Use of rabies virus as a transneuronal tracer of neuronal connections: implications for the understanding of rabies pathogenesis

Abstract

In neurosciences, rabies virus (CVS strain) has become a very powerful tool for studying multisynaptic neuronal connections, due to its ability to function as a self-replicating marker and to propagate exclusively between connected neurons by transneuronal transfer, which is strictly time-dependent. In this laboratory, transneuronal tracing studies of rabies virus propagation in primates and rodent models during the asymptomatic period have provided valuable information on rabies pathogenesis. We have shown that rabies virus propagates by fast axonal transport at similar speeds in primates and rodents, after inoculation into the peripheral or central nervous system (CNS). Intracellulartransport of rabies virus is preferentially addressed to neuronal dendrites rather than axons, since transneuronal transfer occurs only retrogradely, i.e., from dendrites of first infected neurons to presynaptic terminals of connected neurons. Rabies virus propagation occurs at chemical synapses, but not via gap junctions or local spread.
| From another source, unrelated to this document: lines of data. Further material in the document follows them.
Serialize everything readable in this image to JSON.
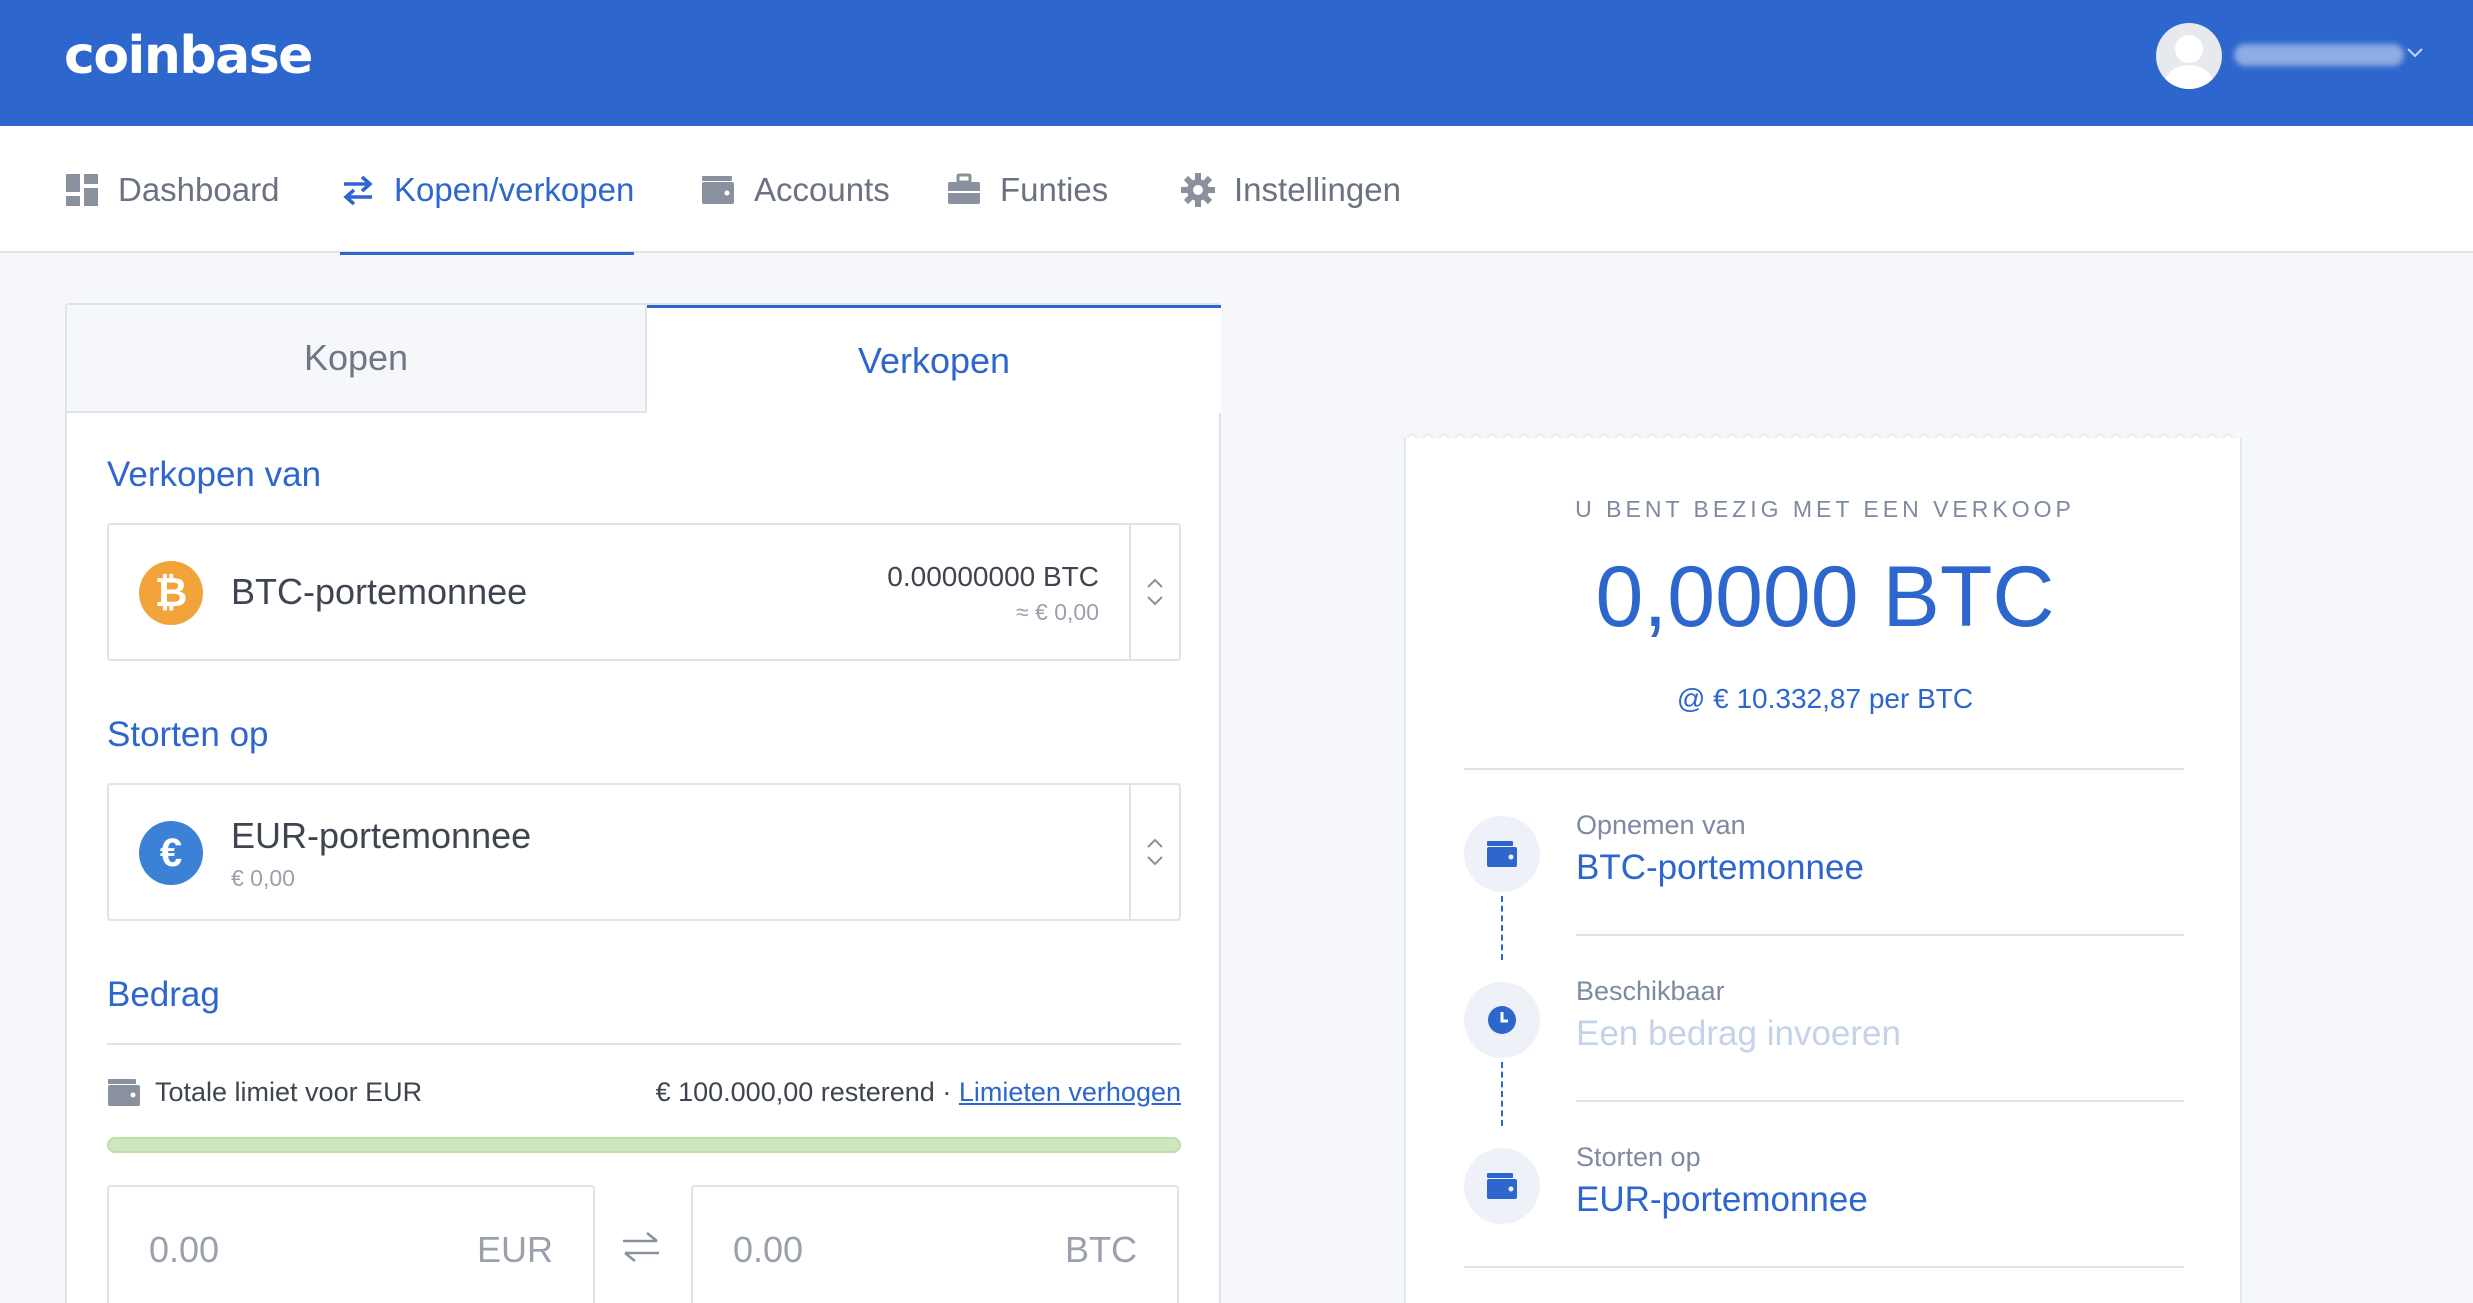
{
  "header": {
    "logo": "coinbase",
    "user_name": "",
    "colors": {
      "brand": "#2d66cc"
    }
  },
  "nav": {
    "items": [
      {
        "label": "Dashboard",
        "icon": "dashboard-icon"
      },
      {
        "label": "Kopen/verkopen",
        "icon": "swap-icon",
        "active": true
      },
      {
        "label": "Accounts",
        "icon": "wallet-icon"
      },
      {
        "label": "Funties",
        "icon": "briefcase-icon"
      },
      {
        "label": "Instellingen",
        "icon": "gear-icon"
      }
    ]
  },
  "trade": {
    "tabs": {
      "buy": "Kopen",
      "sell": "Verkopen"
    },
    "sell_from": {
      "label": "Verkopen van",
      "wallet": "BTC-portemonnee",
      "coin_symbol": "₿",
      "balance": "0.00000000 BTC",
      "balance_fiat": "≈ € 0,00"
    },
    "deposit_to": {
      "label": "Storten op",
      "wallet": "EUR-portemonnee",
      "coin_symbol": "€",
      "balance": "€ 0,00"
    },
    "amount": {
      "label": "Bedrag",
      "limit_label": "Totale limiet voor EUR",
      "limit_remaining": "€ 100.000,00 resterend",
      "separator": "·",
      "limit_link": "Limieten verhogen",
      "limit_used_fraction": 0.0,
      "fiat_value": "0.00",
      "fiat_currency": "EUR",
      "crypto_value": "0.00",
      "crypto_currency": "BTC"
    }
  },
  "summary": {
    "caption": "U BENT BEZIG MET EEN VERKOOP",
    "amount": "0,0000 BTC",
    "rate": "@ € 10.332,87 per BTC",
    "steps": [
      {
        "label": "Opnemen van",
        "value": "BTC-portemonnee",
        "icon": "wallet-icon"
      },
      {
        "label": "Beschikbaar",
        "value": "Een bedrag invoeren",
        "icon": "clock-icon",
        "placeholder": true
      },
      {
        "label": "Storten op",
        "value": "EUR-portemonnee",
        "icon": "wallet-icon"
      }
    ]
  }
}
The results of our studies show that rabies virus receptors have a ubiquitous distribution on neurons within the CNS. Conversely, in the peripheral nervous system, rabies virus receptors are present only on motor endings, since uptake is restricted to motor endplates and axons, whereas sensory and autonomic endings are not infected. Thus, after peripheral inoculations, motoneurons are the only gateway for rabies virus transmission to the CNS. Infection of sensory and autonomic neurons requires longer incubation times, since it reflects centrifugal propagation of rabies virus from the CNS to the periphery, i.e., it is the result of retrograde transneuronal transfer to sensory and autonomic terminals within the CNS.